Kumburgaz, Gümüşyaka gibi bu “yaz muhitlerini” birbirine bağlayan rotada ilginç bir de manzara yatar binlerce yıldır. Denize komşu bir göl, kendisini dev su birikintisinden ayıran ince kara parçasını usulca okşar ve sessizliğine geri döner. Boyu isminden hayli cüsseli olan Küçükçekmece Gölü, 2004 yılı itibariyle beyin ölümünü bekleyen komadaki bir hasta gibi can çekişiyordu.
Ama bir gün o hasta komadan uyandı. 2004 yılıyla birlikte önce silkelenip kendine gelen Küçükçekmece, son beş yılda kentsel anlamda gelişti. Kültür anlamında olgunlaştı ve ismiyle anılan göl için de kolları sıvadı.
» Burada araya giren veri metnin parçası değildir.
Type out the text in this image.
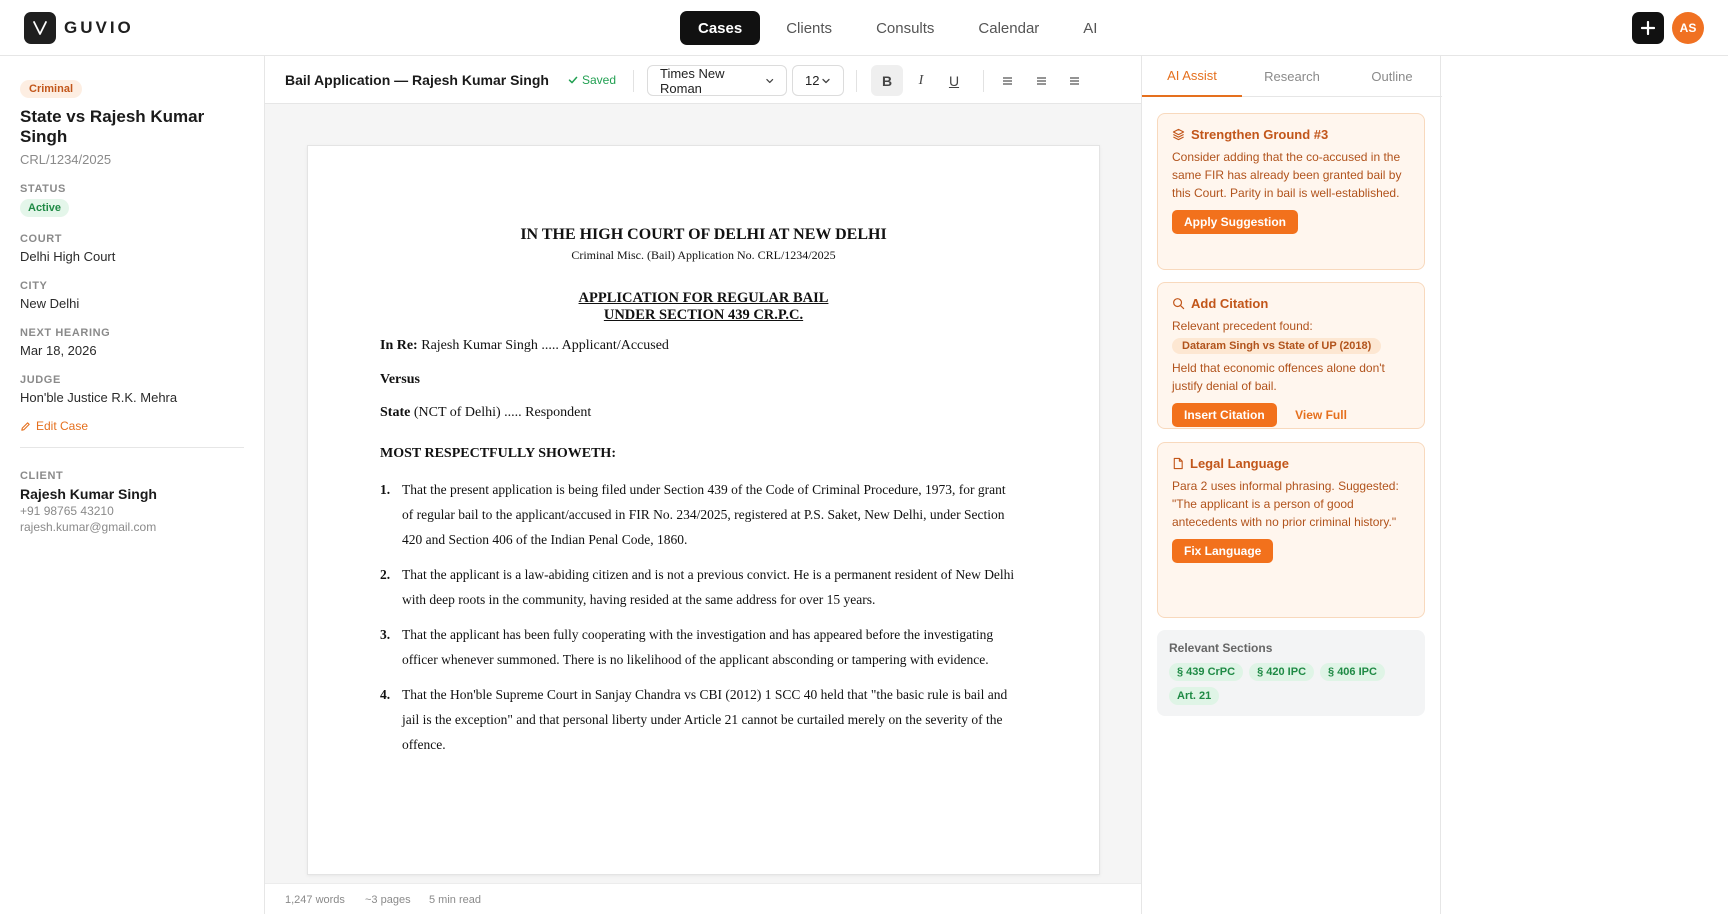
GUVIO	Cases	Clients	Consults	Calendar	AI	AS
Criminal
State vs Rajesh Kumar Singh
CRL/1234/2025
STATUS
Active
COURT
Delhi High Court
CITY
New Delhi
NEXT HEARING
Mar 18, 2026
JUDGE
Hon'ble Justice R.K. Mehra
Edit Case
CLIENT
Rajesh Kumar Singh
+91 98765 43210
rajesh.kumar@gmail.com
Bail Application — Rajesh Kumar Singh	Saved	Times New Roman	12	B	I	U
IN THE HIGH COURT OF DELHI AT NEW DELHI
Criminal Misc. (Bail) Application No. CRL/1234/2025
APPLICATION FOR REGULAR BAIL
UNDER SECTION 439 CR.P.C.
In Re: Rajesh Kumar Singh ..... Applicant/Accused
Versus
State (NCT of Delhi) ..... Respondent
MOST RESPECTFULLY SHOWETH:
1. That the present application is being filed under Section 439 of the Code of Criminal Procedure, 1973, for grant of regular bail to the applicant/accused in FIR No. 234/2025, registered at P.S. Saket, New Delhi, under Section 420 and Section 406 of the Indian Penal Code, 1860.
2. That the applicant is a law-abiding citizen and is not a previous convict. He is a permanent resident of New Delhi with deep roots in the community, having resided at the same address for over 15 years.
3. That the applicant has been fully cooperating with the investigation and has appeared before the investigating officer whenever summoned. There is no likelihood of the applicant absconding or tampering with evidence.
4. That the Hon'ble Supreme Court in Sanjay Chandra vs CBI (2012) 1 SCC 40 held that "the basic rule is bail and jail is the exception" and that personal liberty under Article 21 cannot be curtailed merely on the severity of the offence.
1,247 words ~3 pages 5 min read
AI Assist	Research	Outline
Strengthen Ground #3
Consider adding that the co-accused in the same FIR has already been granted bail by this Court. Parity in bail is well-established.
Apply Suggestion
Add Citation
Relevant precedent found:
Dataram Singh vs State of UP (2018)
Held that economic offences alone don't justify denial of bail.
Insert Citation	View Full
Legal Language
Para 2 uses informal phrasing. Suggested: "The applicant is a person of good antecedents with no prior criminal history."
Fix Language
Relevant Sections
§ 439 CrPC	§ 420 IPC	§ 406 IPC
Art. 21
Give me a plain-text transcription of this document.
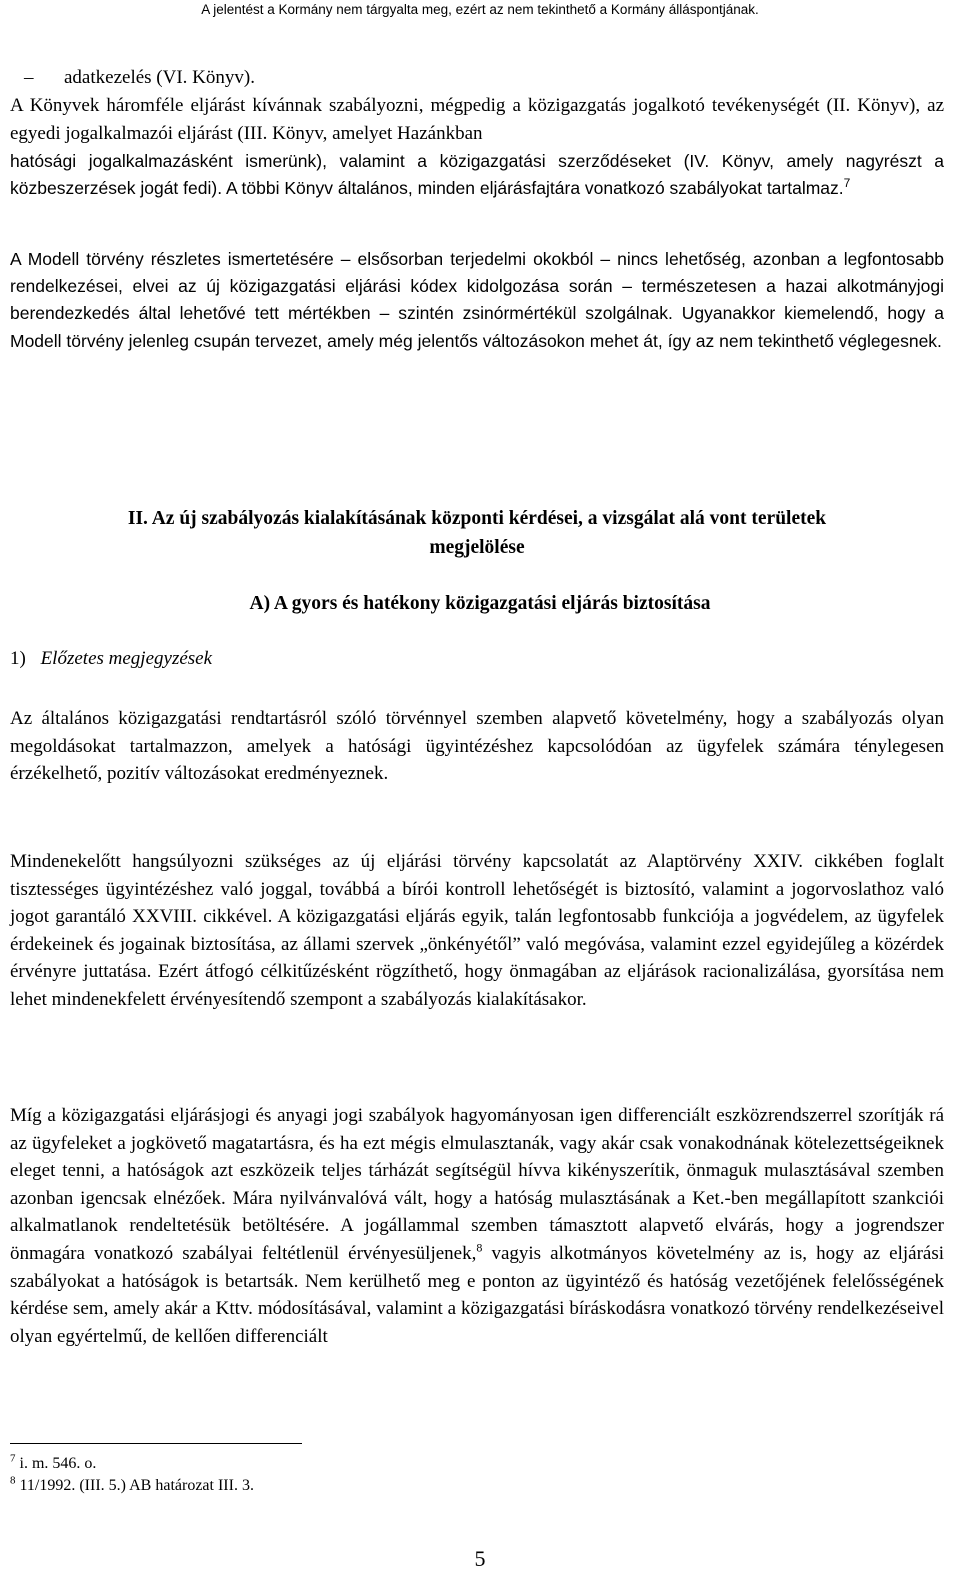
A jelentést a Kormány nem tárgyalta meg, ezért az nem tekinthető a Kormány álláspontjának.
– adatkezelés (VI. Könyv).
A Könyvek háromféle eljárást kívánnak szabályozni, mégpedig a közigazgatás jogalkotó tevékenységét (II. Könyv), az egyedi jogalkalmazói eljárást (III. Könyv, amelyet Hazánkban
hatósági jogalkalmazásként ismerünk), valamint a közigazgatási szerződéseket (IV. Könyv, amely nagyrészt a közbeszerzések jogát fedi). A többi Könyv általános, minden eljárásfajtára vonatkozó szabályokat tartalmaz.$^7$
A Modell törvény részletes ismertetésére – elsősorban terjedelmi okokból – nincs lehetőség, azonban a legfontosabb rendelkezései, elvei az új közigazgatási eljárási kódex kidolgozása során – természetesen a hazai alkotmányjogi berendezkedés által lehetővé tett mértékben – szintén zsinórmértékül szolgálnak. Ugyanakkor kiemelendő, hogy a Modell törvény jelenleg csupán tervezet, amely még jelentős változásokon mehet át, így az nem tekinthető véglegesnek.
II. Az új szabályozás kialakításának központi kérdései, a vizsgálat alá vont területek
megjelölése
A) A gyors és hatékony közigazgatási eljárás biztosítása
1) Előzetes megjegyzések
Az általános közigazgatási rendtartásról szóló törvénnyel szemben alapvető követelmény, hogy a szabályozás olyan megoldásokat tartalmazzon, amelyek a hatósági ügyintézéshez kapcsolódóan az ügyfelek számára ténylegesen érzékelhető, pozitív változásokat eredményeznek.
Mindenekelőtt hangsúlyozni szükséges az új eljárási törvény kapcsolatát az Alaptörvény XXIV. cikkében foglalt tisztességes ügyintézéshez való joggal, továbbá a bírói kontroll lehetőségét is biztosító, valamint a jogorvoslathoz való jogot garantáló XXVIII. cikkével. A közigazgatási eljárás egyik, talán legfontosabb funkciója a jogvédelem, az ügyfelek érdekeinek és jogainak biztosítása, az állami szervek „önkényétől” való megóvása, valamint ezzel egyidejűleg a közérdek érvényre juttatása. Ezért átfogó célkitűzésként rögzíthető, hogy önmagában az eljárások racionalizálása, gyorsítása nem lehet mindenekfelett érvényesítendő szempont a szabályozás kialakításakor.
Míg a közigazgatási eljárásjogi és anyagi jogi szabályok hagyományosan igen differenciált eszközrendszerrel szorítják rá az ügyfeleket a jogkövető magatartásra, és ha ezt mégis elmulasztanák, vagy akár csak vonakodnának kötelezettségeiknek eleget tenni, a hatóságok azt eszközeik teljes tárházát segítségül hívva kikényszerítik, önmaguk mulasztásával szemben azonban igencsak elnézőek. Mára nyilvánvalóvá vált, hogy a hatóság mulasztásának a Ket.-ben megállapított szankciói alkalmatlanok rendeltetésük betöltésére. A jogállammal szemben támasztott alapvető elvárás, hogy a jogrendszer önmagára vonatkozó szabályai feltétlenül érvényesüljenek,$^8$ vagyis alkotmányos követelmény az is, hogy az eljárási szabályokat a hatóságok is betartsák. Nem kerülhető meg e ponton az ügyintéző és hatóság vezetőjének felelősségének kérdése sem, amely akár a Kttv. módosításával, valamint a közigazgatási bíráskodásra vonatkozó törvény rendelkezéseivel olyan egyértelmű, de kellően differenciált
$^7$ i. m. 546. o.
$^8$ 11/1992. (III. 5.) AB határozat III. 3.
5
Atık maddeler yüzünden su içi yaşam seviyesinin neredeyse sıfırlandığı göl için dev kolektörler kuruldu. Bu kolektörler atık maddeleri göl suyundan ayrıştırıp, Marmara Denizi kıyısındaki arıtma tesislerine taşıdı. Bu sayede gölün temizlenmesinde büyük yol alındı. İstanbul Büyükşehir Belediyesi ise hamiliğini üstlendiği projeyi halen müşfik bir ağabey gibi destekliyor. Neymiş? İsteyince oluyormuş. Bunu biz değil, geçmiş yıllarda Küçükçekmece Gölü’nün tükenen oksijeni yüzünden akrabaları kıyıya vuran balıklar söylüyor.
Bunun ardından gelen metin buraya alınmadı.